Given deepening confrontations between Beijing and both Washington and Taipei over a range of issues, it looked doubtful that Cosco would be allowed to take over the assets of Hong Kong-based Orient Overseas at Kaohsiung, Taiwan, and Long Beach, California, near Los Angeles.

On July 7, Cosco and Orient Overseas, better known under its operating brand OOCL, said that U.S. regulatory approval had been secured, with the condition that the Long Beach terminal be put into a trust and then sold. Cosco then announced the completion of its takeover on July 27, with no mention made of Kaohsiung.

While there have been no public statements, it is evident that OOCL retains control of its terminal at Kaohsiung, Taiwan's busiest port. OOCL's name remains on signage there and staff in Kaohsiung say nothing has changed.


What happens to those terminals when China grows more hostile toward Taiwan (as it likely will), or otherwise throws a conniption over Taiwan's simply trying to exist? How does it affect Taiwan's economy? 

I don't know, but that people who know these things say it matters means we ought to be paying attention. These terminals may barely register as small pearls in China's massive BRI pearl necklace encircling the world, but they could, in the coming years, matter quote a lot for Taiwan. 

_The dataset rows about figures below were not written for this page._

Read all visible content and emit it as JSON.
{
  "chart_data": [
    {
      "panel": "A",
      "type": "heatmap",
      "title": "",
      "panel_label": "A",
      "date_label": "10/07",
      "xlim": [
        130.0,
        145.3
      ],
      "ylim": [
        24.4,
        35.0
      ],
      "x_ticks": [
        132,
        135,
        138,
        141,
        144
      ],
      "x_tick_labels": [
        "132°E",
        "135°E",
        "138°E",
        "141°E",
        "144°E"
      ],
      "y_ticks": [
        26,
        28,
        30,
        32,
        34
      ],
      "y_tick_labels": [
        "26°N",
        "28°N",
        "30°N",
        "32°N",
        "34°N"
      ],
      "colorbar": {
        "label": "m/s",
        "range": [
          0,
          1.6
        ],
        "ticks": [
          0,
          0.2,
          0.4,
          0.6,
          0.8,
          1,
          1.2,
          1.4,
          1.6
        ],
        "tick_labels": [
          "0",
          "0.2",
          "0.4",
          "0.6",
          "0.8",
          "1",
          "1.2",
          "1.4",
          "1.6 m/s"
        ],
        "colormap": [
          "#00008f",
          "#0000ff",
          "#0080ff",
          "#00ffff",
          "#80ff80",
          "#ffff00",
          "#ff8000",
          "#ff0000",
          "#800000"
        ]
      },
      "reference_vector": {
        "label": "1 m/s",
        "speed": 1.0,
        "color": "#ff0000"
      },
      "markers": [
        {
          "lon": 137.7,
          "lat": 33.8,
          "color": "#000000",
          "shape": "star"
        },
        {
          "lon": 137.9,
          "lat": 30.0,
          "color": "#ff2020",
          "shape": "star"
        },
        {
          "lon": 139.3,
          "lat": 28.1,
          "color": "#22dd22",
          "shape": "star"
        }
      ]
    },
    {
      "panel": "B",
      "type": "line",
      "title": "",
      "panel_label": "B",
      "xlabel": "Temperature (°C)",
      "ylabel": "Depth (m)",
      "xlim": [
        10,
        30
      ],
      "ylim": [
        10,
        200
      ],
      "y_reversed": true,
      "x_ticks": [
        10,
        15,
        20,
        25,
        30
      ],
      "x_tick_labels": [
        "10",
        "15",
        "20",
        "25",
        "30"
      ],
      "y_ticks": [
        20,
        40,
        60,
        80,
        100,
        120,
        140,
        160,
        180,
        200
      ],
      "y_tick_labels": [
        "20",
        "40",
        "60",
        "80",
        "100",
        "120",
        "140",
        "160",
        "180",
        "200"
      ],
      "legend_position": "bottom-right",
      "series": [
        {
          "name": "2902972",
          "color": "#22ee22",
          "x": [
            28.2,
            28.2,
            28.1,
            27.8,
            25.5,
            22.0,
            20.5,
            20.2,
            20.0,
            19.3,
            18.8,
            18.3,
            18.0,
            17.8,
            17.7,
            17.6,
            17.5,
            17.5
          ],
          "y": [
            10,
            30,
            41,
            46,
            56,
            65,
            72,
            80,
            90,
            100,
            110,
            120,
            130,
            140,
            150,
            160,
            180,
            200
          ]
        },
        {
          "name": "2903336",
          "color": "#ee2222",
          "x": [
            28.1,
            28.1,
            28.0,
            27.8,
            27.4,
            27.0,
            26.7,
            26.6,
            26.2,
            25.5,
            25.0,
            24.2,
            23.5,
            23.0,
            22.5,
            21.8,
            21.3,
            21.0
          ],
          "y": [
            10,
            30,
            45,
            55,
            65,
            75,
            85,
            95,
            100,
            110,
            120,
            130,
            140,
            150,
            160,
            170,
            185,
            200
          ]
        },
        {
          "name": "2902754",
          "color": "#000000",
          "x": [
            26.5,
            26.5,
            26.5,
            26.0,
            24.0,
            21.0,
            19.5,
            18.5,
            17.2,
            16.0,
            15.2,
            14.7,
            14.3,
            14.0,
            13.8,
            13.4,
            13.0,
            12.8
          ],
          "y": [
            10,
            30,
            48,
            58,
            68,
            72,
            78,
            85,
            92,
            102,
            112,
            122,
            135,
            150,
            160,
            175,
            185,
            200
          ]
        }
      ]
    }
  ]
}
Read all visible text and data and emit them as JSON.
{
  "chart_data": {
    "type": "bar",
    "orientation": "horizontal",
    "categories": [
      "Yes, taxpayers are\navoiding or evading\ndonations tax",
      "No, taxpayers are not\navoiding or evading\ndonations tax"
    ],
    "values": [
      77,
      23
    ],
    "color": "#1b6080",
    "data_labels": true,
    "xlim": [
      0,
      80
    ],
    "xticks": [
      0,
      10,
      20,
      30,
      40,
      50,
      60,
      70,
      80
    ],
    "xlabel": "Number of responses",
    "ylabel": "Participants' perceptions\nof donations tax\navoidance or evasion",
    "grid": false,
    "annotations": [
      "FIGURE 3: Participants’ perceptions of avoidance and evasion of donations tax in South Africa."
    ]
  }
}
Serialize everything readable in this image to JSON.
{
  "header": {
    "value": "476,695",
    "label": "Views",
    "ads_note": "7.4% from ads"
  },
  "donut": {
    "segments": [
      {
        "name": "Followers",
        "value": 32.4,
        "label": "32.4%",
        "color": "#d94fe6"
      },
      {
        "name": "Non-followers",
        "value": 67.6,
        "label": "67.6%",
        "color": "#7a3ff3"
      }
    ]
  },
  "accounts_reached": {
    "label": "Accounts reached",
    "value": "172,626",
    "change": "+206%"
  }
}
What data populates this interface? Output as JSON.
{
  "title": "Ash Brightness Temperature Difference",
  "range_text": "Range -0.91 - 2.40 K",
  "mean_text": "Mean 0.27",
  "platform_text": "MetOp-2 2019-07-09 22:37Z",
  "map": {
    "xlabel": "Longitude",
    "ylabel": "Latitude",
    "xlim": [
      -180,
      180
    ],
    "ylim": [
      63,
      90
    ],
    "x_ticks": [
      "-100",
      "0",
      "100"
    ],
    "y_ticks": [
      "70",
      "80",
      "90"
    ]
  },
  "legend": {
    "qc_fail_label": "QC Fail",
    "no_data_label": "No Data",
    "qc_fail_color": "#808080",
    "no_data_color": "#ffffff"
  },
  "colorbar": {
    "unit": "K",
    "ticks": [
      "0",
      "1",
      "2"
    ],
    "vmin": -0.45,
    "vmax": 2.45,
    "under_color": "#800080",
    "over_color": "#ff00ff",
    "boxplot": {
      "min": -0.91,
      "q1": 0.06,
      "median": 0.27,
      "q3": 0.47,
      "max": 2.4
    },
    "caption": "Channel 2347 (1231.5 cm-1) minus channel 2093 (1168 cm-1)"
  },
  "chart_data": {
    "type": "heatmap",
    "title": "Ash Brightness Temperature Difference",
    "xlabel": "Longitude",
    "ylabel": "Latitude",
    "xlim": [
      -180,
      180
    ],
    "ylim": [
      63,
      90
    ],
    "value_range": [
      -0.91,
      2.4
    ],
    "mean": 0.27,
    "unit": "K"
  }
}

People think big: they think about big bombs, big invasions, big armies.

But the war for Taiwan - and for liberal democratic values in the face of an increasingly expansionist China - isn't going to be won by earth-shaking missiles or massive regiments invading by sea.

It will be won by things as small as a gauntlet of booby traps starting in the Taiwan Strait and ending in Taiwanese cities, as small as whether Taiwan is able to maintain its defensive capabilities with rolling arms sales from the West, or whether we're all laid bare by hidden microchips as small as a number carved on a penny.

When it comes to ensuring a future for Taiwan, in some ways, think small.

Little end note: I just quoted a bunch of really smart men. Everything they say is worth listening to, but really, all men. You probably didn't notice, but I did. Where the ladies at?